Abortion and Divorce in Western Law PDF Author: Mary Ann Glendon
Publisher: Harvard University Press
ISBN: 9780674001619
Category : Law
Languages : en
Pages : 218

Book Description
This book is about two subjects which have been discussed extensively and these are abortion and divorce. The Author shows both side of argument, demand for abortion and no abortion at all.

Christian Human Rights

Christian Human Rights PDF Author: Samuel Moyn
Publisher: University of Pennsylvania Press
ISBN: 0812292774
Category : Political Science
Languages : en
Pages : 258

Book Description
In Christian Human Rights, Samuel Moyn asserts that the rise of human rights after World War II was prefigured and inspired by a defense of the dignity of the human person that first arose in Christian churches and religious thought in the years just prior to the outbreak of the war. The Roman Catholic Church and transatlantic Protestant circles dominated the public discussion of the new principles in what became the last European golden age for the Christian faith. At the same time, West European governments after World War II, particularly in the ascendant Christian Democratic parties, became more tolerant of public expressions of religious piety. Human rights rose to public prominence in the space opened up by these dual developments of the early Cold War. Moyn argues that human dignity became central to Christian political discourse as early as 1937. Pius XII's wartime Christmas addresses announced the basic idea of universal human rights as a principle of world, and not merely state, order. By focusing on the 1930s and 1940s, Moyn demonstrates how the language of human rights was separated from the secular heritage of the French Revolution and put to use by postwar democracies governed by Christian parties, which reinvented them to impose moral constraints on individuals, support conservative family structures, and preserve existing social hierarchies. The book ends with a provocative chapter that traces contemporary European struggles to assimilate Muslim immigrants to the continent's legacy of Christian human rights.

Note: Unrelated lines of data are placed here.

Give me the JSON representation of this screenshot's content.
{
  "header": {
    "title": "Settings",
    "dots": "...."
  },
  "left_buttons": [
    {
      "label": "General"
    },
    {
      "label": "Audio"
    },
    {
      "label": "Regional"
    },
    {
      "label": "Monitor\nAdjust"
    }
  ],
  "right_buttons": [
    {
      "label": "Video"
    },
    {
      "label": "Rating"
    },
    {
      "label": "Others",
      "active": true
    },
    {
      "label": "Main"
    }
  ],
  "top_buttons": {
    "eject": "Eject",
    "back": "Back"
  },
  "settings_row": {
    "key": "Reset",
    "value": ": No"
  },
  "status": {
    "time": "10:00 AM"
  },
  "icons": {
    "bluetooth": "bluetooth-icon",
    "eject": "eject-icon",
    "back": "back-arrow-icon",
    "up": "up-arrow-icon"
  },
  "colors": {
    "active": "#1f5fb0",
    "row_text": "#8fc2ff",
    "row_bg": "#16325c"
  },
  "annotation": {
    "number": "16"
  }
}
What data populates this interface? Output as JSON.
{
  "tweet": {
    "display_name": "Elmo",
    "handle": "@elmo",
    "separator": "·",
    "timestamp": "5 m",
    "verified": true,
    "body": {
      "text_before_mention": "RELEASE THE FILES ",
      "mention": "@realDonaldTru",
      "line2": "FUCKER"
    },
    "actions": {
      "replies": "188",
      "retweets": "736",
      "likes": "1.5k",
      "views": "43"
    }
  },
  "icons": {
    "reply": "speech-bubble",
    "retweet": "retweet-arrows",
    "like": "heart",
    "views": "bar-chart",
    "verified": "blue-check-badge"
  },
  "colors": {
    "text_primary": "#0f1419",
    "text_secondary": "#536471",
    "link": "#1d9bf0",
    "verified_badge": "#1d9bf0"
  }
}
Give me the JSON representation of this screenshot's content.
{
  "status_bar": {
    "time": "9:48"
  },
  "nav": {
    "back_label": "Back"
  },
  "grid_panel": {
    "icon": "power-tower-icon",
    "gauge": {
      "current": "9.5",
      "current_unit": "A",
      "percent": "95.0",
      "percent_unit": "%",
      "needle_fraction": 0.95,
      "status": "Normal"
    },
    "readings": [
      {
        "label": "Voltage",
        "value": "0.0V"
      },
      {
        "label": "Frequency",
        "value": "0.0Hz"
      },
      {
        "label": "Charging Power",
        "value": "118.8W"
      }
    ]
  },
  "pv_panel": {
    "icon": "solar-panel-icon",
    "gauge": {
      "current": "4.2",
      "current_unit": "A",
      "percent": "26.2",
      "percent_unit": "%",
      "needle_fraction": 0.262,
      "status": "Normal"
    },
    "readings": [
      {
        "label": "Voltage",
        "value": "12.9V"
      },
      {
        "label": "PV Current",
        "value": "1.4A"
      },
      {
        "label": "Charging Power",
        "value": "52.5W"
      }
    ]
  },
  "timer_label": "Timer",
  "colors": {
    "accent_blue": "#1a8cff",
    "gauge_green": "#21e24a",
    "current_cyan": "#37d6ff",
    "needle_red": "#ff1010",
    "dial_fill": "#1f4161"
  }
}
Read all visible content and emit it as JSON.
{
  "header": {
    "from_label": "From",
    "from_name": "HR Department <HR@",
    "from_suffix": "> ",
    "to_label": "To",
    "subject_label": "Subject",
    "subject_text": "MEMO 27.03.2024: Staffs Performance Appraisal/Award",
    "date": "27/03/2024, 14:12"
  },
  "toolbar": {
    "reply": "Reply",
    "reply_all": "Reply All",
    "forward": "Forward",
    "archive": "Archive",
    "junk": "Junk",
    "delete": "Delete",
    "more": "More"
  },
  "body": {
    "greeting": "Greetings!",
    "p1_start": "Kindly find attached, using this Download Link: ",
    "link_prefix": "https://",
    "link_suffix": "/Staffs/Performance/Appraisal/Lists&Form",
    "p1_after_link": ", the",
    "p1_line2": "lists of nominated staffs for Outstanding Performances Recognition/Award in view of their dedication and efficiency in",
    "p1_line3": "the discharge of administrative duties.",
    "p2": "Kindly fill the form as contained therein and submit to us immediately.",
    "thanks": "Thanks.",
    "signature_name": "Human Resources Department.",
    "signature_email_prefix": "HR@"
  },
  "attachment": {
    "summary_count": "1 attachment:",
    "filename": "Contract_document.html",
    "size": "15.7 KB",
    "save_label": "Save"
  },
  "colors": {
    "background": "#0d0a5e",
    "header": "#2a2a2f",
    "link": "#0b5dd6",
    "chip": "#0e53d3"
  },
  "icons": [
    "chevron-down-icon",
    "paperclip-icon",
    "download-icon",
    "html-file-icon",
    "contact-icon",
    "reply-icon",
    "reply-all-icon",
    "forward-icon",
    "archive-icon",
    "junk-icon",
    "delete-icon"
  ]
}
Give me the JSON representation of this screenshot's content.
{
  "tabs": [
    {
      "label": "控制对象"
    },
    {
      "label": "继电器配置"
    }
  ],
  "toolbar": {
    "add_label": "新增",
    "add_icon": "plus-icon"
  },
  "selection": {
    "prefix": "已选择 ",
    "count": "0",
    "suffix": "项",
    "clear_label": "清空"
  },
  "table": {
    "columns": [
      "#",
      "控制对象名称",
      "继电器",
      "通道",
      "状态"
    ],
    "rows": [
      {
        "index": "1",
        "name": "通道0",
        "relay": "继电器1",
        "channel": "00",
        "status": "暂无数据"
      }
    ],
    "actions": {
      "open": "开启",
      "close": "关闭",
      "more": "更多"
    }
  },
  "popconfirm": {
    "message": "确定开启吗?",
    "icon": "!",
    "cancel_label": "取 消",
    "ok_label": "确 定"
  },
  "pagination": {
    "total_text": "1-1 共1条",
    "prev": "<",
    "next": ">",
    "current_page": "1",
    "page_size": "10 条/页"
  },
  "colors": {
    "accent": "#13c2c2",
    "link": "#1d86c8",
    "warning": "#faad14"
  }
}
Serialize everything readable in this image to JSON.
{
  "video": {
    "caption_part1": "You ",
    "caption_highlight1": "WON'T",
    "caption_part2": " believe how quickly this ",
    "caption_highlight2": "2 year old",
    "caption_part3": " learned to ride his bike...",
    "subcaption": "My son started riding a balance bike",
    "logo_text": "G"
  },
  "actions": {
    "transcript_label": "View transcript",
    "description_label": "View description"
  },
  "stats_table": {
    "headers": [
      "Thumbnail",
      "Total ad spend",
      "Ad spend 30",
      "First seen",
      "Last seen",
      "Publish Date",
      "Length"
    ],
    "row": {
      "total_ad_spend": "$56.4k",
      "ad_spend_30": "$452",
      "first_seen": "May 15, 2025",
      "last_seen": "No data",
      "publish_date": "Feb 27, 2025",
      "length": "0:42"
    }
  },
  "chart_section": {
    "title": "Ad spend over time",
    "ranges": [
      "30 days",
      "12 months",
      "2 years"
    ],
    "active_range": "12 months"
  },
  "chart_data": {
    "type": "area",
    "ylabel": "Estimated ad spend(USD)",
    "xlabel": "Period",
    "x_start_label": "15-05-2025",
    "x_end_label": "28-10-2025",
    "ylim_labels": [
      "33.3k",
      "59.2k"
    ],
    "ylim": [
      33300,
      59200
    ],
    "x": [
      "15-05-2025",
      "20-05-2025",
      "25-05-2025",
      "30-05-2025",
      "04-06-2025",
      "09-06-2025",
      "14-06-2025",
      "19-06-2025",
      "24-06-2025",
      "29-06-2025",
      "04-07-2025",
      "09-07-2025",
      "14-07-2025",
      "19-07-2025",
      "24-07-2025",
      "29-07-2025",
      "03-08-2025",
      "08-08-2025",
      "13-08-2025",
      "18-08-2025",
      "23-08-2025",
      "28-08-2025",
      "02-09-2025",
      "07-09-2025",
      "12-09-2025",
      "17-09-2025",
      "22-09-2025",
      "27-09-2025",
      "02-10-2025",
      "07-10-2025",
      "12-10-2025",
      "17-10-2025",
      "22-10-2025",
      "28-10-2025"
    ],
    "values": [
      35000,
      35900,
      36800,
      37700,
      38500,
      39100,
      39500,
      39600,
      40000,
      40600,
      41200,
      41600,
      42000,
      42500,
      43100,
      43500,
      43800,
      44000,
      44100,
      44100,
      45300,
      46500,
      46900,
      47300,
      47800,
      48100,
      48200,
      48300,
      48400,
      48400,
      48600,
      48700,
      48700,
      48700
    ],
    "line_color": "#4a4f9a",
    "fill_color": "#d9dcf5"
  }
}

Positive Rights in a Republic of Talk

Positive Rights in a Republic of Talk PDF Author: T. Halper
Publisher: Springer Science & Business Media
ISBN: 9401000808
Category : Political Science
Languages : en
Pages : 337

Book Description
Positive Rights in a Republic of Talk will appeal to philosophers and social scientists interested in issues of rights and social justice, and to graduate students and journalists seeking a critical survey of the field. Innumerable recent books have addressed the issues of rights and social justice, but none combines the comprehensiveness, disinterestedness, and brevity found in this work. Positive Rights in a Republic of Talk: -is unique in its critical, let-the-chips-fall-where-they-may approach; -is untainted with special pleading for specific philosophical schools or social policies; -is distinctive in its range, examining the views of classical as well as contemporary thinkers and trendy as well as more established approaches; -is relentless in its confrontation of the abstract with the concrete; -discusses positive rights in such contexts as health care, education, foreign aid, homelessness, welfare, and disaster relief policies; -is distinctive in its prose, which is vivid, engaging, clear, occasionally funny, and never pompous or engorged with jargon; -can be read and enjoyed by serious non-specialists as well as specialists.